- Kubiak in 1971
- Born: 26 December 1937 (age 88) Ldzań, Łódź Voivodeship, Poland
- Education: Academy of Music in Łódź
- Occupation: operatic soprano
- Known for: recording of the role of Tatyana in Georg Solti's recording of Tchaikovsky's Eugene Onegin
- Awards: Fides Et Ratio by Warsaw University Association

= Teresa Kubiak =

Polish operatic soprano (born 1937)

Teresa Kubiak (born 26 December 1937) is a Polish operatic soprano.
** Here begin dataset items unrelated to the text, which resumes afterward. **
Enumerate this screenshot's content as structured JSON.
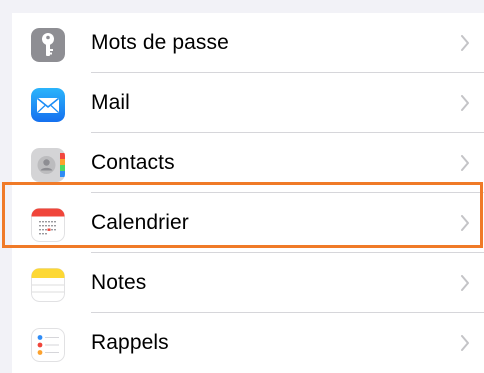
{
  "settings_list": {
    "items": [
      {
        "label": "Mots de passe",
        "icon": "key-icon",
        "icon_color": "#8e8e93"
      },
      {
        "label": "Mail",
        "icon": "mail-icon",
        "icon_color": "#1a8cf6"
      },
      {
        "label": "Contacts",
        "icon": "contacts-icon",
        "icon_color": "#cfcfcf"
      },
      {
        "label": "Calendrier",
        "icon": "calendar-icon",
        "icon_color": "#ffffff"
      },
      {
        "label": "Notes",
        "icon": "notes-icon",
        "icon_color": "#fdd834"
      },
      {
        "label": "Rappels",
        "icon": "reminders-icon",
        "icon_color": "#ffffff"
      }
    ]
  },
  "highlight": {
    "target": "Calendrier",
    "color": "#f07a28"
  },
  "colors": {
    "background": "#f2f2f7",
    "separator": "#d6d6da",
    "chevron": "#c4c4c7"
  }
}
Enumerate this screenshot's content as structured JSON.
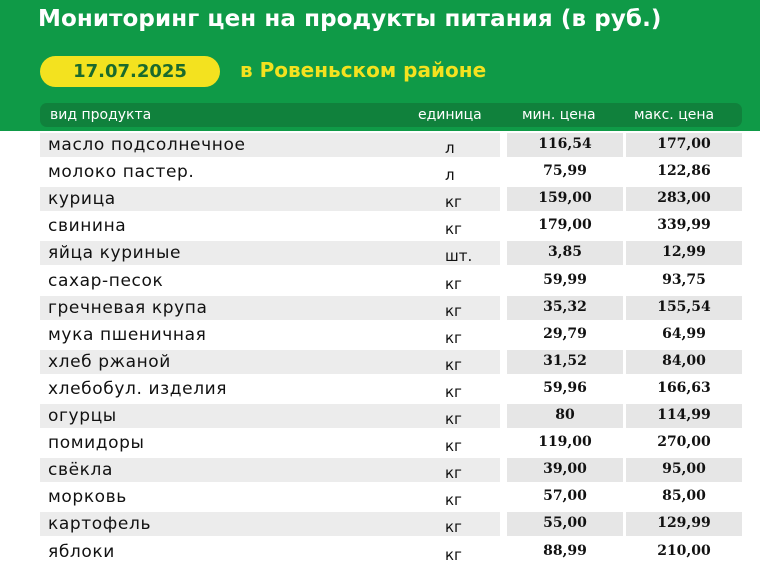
{
  "title": "Мониторинг цен на продукты питания (в руб.)",
  "date": "17.07.2025",
  "district": "в Ровеньском районе",
  "columns": {
    "product": "вид продукта",
    "unit": "единица",
    "min": "мин. цена",
    "max": "макс. цена"
  },
  "rows": [
    {
      "name": "масло подсолнечное",
      "unit": "л",
      "min": "116,54",
      "max": "177,00"
    },
    {
      "name": "молоко пастер.",
      "unit": "л",
      "min": "75,99",
      "max": "122,86"
    },
    {
      "name": "курица",
      "unit": "кг",
      "min": "159,00",
      "max": "283,00"
    },
    {
      "name": "свинина",
      "unit": "кг",
      "min": "179,00",
      "max": "339,99"
    },
    {
      "name": "яйца куриные",
      "unit": "шт.",
      "min": "3,85",
      "max": "12,99"
    },
    {
      "name": "сахар-песок",
      "unit": "кг",
      "min": "59,99",
      "max": "93,75"
    },
    {
      "name": "гречневая крупа",
      "unit": "кг",
      "min": "35,32",
      "max": "155,54"
    },
    {
      "name": "мука пшеничная",
      "unit": "кг",
      "min": "29,79",
      "max": "64,99"
    },
    {
      "name": "хлеб ржаной",
      "unit": "кг",
      "min": "31,52",
      "max": "84,00"
    },
    {
      "name": "хлебобул. изделия",
      "unit": "кг",
      "min": "59,96",
      "max": "166,63"
    },
    {
      "name": "огурцы",
      "unit": "кг",
      "min": "80",
      "max": "114,99"
    },
    {
      "name": "помидоры",
      "unit": "кг",
      "min": "119,00",
      "max": "270,00"
    },
    {
      "name": "свёкла",
      "unit": "кг",
      "min": "39,00",
      "max": "95,00"
    },
    {
      "name": "морковь",
      "unit": "кг",
      "min": "57,00",
      "max": "85,00"
    },
    {
      "name": "картофель",
      "unit": "кг",
      "min": "55,00",
      "max": "129,99"
    },
    {
      "name": "яблоки",
      "unit": "кг",
      "min": "88,99",
      "max": "210,00"
    }
  ],
  "colors": {
    "header_green": "#0f9a47",
    "column_header_green": "#10813c",
    "accent_yellow": "#f3e21f",
    "cell_gray": "#e6e6e6"
  }
}
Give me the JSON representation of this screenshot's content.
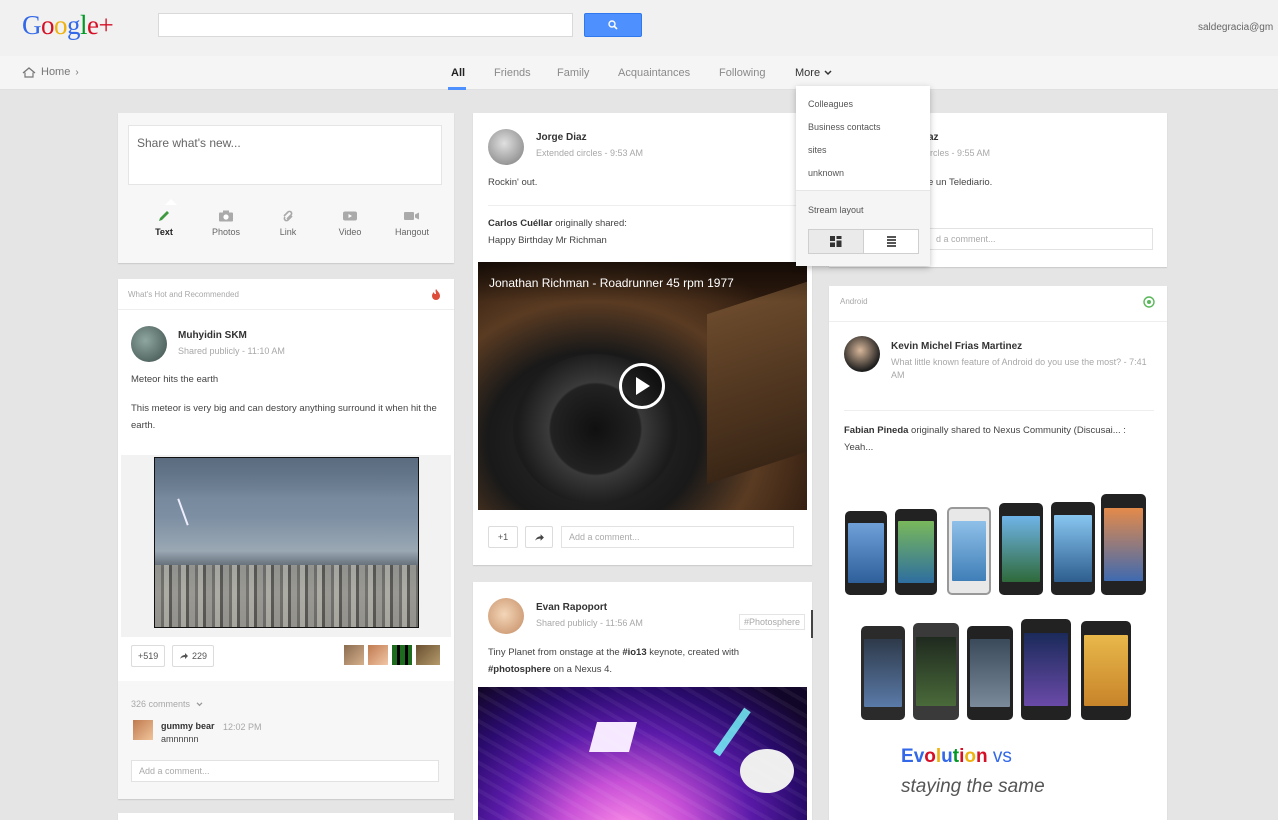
{
  "header": {
    "logo_text": "Google+",
    "search": {
      "placeholder": ""
    },
    "user_email": "saldegracia@gm"
  },
  "nav": {
    "home_label": "Home",
    "tabs": [
      {
        "label": "All",
        "active": true
      },
      {
        "label": "Friends"
      },
      {
        "label": "Family"
      },
      {
        "label": "Acquaintances"
      },
      {
        "label": "Following"
      }
    ],
    "more_label": "More"
  },
  "more_menu": {
    "items": [
      "Colleagues",
      "Business contacts",
      "sites",
      "unknown"
    ],
    "section_label": "Stream layout"
  },
  "share_box": {
    "placeholder": "Share what's new...",
    "tools": [
      "Text",
      "Photos",
      "Link",
      "Video",
      "Hangout"
    ]
  },
  "hot_card": {
    "section_title": "What's Hot and Recommended",
    "author": "Muhyidin SKM",
    "meta": "Shared publicly  -  11:10 AM",
    "text1": "Meteor hits the earth",
    "text2": "This meteor is very big and can destory anything surround it when hit the earth.",
    "plus_count": "+519",
    "share_count": "229",
    "comments_count": "326 comments",
    "commenter": "gummy bear",
    "comment_time": "12:02 PM",
    "comment_text": "amnnnnn",
    "comment_placeholder": "Add a comment..."
  },
  "jorge_post": {
    "author": "Jorge Diaz",
    "meta": "Extended circles  -  9:53 AM",
    "text": "Rockin' out.",
    "shared_by": "Carlos Cuéllar",
    "shared_suffix": "originally shared:",
    "shared_text": "Happy Birthday Mr Richman",
    "video_title": "Jonathan Richman - Roadrunner 45 rpm 1977",
    "plus_label": "+1",
    "comment_placeholder": "Add a comment..."
  },
  "evan_post": {
    "author": "Evan Rapoport",
    "meta": "Shared publicly  -  11:56 AM",
    "tag": "#Photosphere",
    "text_part1": "Tiny Planet from onstage at the ",
    "text_tag1": "#io13",
    "text_part2": " keynote, created with",
    "text_tag2": "#photosphere",
    "text_part3": " on a Nexus 4."
  },
  "partial_post": {
    "author_tail": "az",
    "meta_tail": "ircles  -  9:55 AM",
    "text_tail": "e un Telediario.",
    "comment_tail": "d a comment..."
  },
  "android_card": {
    "section_title": "Android",
    "author": "Kevin Michel Frias Martinez",
    "meta": "What little known feature of Android do you use the most?  -  7:41 AM",
    "shared_by": "Fabian Pineda",
    "shared_suffix": "originally shared to Nexus Community (Discusai... :",
    "shared_text": "Yeah...",
    "caption_line1_parts": [
      "E",
      "v",
      "o",
      "l",
      "u",
      "t",
      "i",
      "o",
      "n"
    ],
    "caption_line1_rest": " vs",
    "caption_line2": "staying the same"
  },
  "colors": {
    "accent_blue": "#4d90fe",
    "background": "#e5e5e5",
    "hot_red": "#dd4b39",
    "android_green": "#5ab85a"
  }
}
Born in Ldzań in the Łódź Voivodeship, she studied at the Academy of Music in Łódź. Kubiak is best known for her recording of the role of Tatyana in Georg Solti's recording of Tchaikovsky's Eugene Onegin, which was used for Petr Weigl's 1988 film of the opera. She was also known for her performances of Liza in Tchaikovsky's Pique Dame.

Kubiak made her American debut in 1970 at Carnegie Hall, New York City, as Sulamith in Goldmark's Die Königin von Saba. She sang at the Metropolitan Opera for 15 seasons, appearing in 14 roles.

In 2012 she was awarded the medal Fides Et Ratio (Faith and Reason) by the Warsaw University Association, Poland.

Kubiak was a professor of music and voice at Indiana University's Jacobs School of Music for over 25 years, retiring in 2018.